People have come to expect and hope that life will be better for their children than it was for them. That can be true of some people in upwardly mobile families in societies with social mobility. If material welfare is stable in such a society, however, upward mobility must be matched by downward mobility. Therein lies a difficulty; the rich and powerful will not readily accept such an outcome for their offspring. Economic growth is the solvent that dissolves this incipient social conflict. Everyone can share in increasing material affluence. It is common to blame capitalism and the system does exemplify the problem but it goes deeper. It will occur in any society, however organised, where people’s expectations are for improvements in life and where they do not accept their lot or social position passively. Religion used to preach acceptance: “the rich man in his castle, the poor man at his gate; God made them high and lowly and ordered their estate.” With the decline of religious faith that no longer washes.
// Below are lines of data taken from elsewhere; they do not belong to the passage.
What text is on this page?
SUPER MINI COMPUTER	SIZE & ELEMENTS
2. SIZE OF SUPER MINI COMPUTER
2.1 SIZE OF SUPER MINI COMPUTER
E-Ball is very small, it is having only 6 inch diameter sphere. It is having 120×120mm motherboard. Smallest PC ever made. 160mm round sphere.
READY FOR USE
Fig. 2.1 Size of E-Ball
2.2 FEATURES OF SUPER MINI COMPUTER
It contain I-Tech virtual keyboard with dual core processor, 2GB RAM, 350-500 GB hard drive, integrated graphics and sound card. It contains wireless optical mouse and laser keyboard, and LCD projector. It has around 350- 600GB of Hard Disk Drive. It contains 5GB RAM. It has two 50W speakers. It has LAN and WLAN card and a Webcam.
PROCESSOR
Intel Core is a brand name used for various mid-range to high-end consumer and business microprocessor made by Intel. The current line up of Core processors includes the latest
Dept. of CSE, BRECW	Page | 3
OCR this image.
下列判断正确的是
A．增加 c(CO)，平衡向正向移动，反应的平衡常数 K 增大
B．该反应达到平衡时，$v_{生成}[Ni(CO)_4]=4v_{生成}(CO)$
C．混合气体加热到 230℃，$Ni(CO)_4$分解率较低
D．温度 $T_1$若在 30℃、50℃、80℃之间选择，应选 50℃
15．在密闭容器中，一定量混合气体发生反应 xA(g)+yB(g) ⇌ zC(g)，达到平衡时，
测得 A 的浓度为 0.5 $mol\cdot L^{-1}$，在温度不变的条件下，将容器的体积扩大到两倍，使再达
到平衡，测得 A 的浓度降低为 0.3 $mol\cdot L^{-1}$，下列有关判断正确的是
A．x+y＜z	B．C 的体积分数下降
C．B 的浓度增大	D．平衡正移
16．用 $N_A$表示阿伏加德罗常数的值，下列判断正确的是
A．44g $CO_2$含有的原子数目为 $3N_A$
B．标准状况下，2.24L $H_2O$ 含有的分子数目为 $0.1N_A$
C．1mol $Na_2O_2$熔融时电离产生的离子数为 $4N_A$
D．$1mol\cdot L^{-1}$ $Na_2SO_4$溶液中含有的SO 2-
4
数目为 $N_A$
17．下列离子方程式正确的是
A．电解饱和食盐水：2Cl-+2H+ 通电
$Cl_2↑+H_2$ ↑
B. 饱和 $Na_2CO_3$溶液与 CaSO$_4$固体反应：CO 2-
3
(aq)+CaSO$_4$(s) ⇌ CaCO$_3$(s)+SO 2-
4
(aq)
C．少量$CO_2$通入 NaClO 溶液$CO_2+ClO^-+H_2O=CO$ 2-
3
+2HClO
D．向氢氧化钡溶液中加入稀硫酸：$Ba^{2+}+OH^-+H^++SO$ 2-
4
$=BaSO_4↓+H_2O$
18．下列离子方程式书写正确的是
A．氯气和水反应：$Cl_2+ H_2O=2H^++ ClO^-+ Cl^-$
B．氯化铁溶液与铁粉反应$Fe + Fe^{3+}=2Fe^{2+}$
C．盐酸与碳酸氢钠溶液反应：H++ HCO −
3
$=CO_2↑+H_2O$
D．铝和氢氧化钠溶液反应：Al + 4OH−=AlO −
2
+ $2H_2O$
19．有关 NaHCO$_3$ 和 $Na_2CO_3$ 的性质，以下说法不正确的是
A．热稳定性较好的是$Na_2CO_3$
Of course one theoretical solution is the reign of perfect fairness and a high degree of equality where people accept a stable no-growth economy. Good luck in turning that into a successful political programme.

So the real issue is what we mean by growth. Evidently a waste-based, consumer society with built in obsolescence of products cannot continue indefinitely if extended to the whole population of the planet. But are we saying that human ingenuity cannot find ways to make life better with a constant budget for carbon emissions and a limit to destructive intrusion on the ecology? Our energy use may be constrained, though we are nowhere near exhausting the sun’s bounty, but the more efficient use of energy is an open frontier. The task is not to tell people improvement is impossible but to argue and demonstrate that welfare can go on improving with less extravagant exploitation of the earth’s resources. The force behind this argument is that there isn’t really an alternative in the long run. What can’t go on won’t go on so adjusting our aspirations for an improving quality of life is the only alternative to climate catastrophe, mass migration and global social conflict.

Was Malthus right? There’s an old saying on Wall Street: “what do you call someone who is right too soon? Answer: wrong.” 200 years of growth later we are now testing certain global limits. It is pointless to point fingers at economists for not registering as a problem something that wasn’t a problem in their day. It is our problem now and it is we who have to deal with it.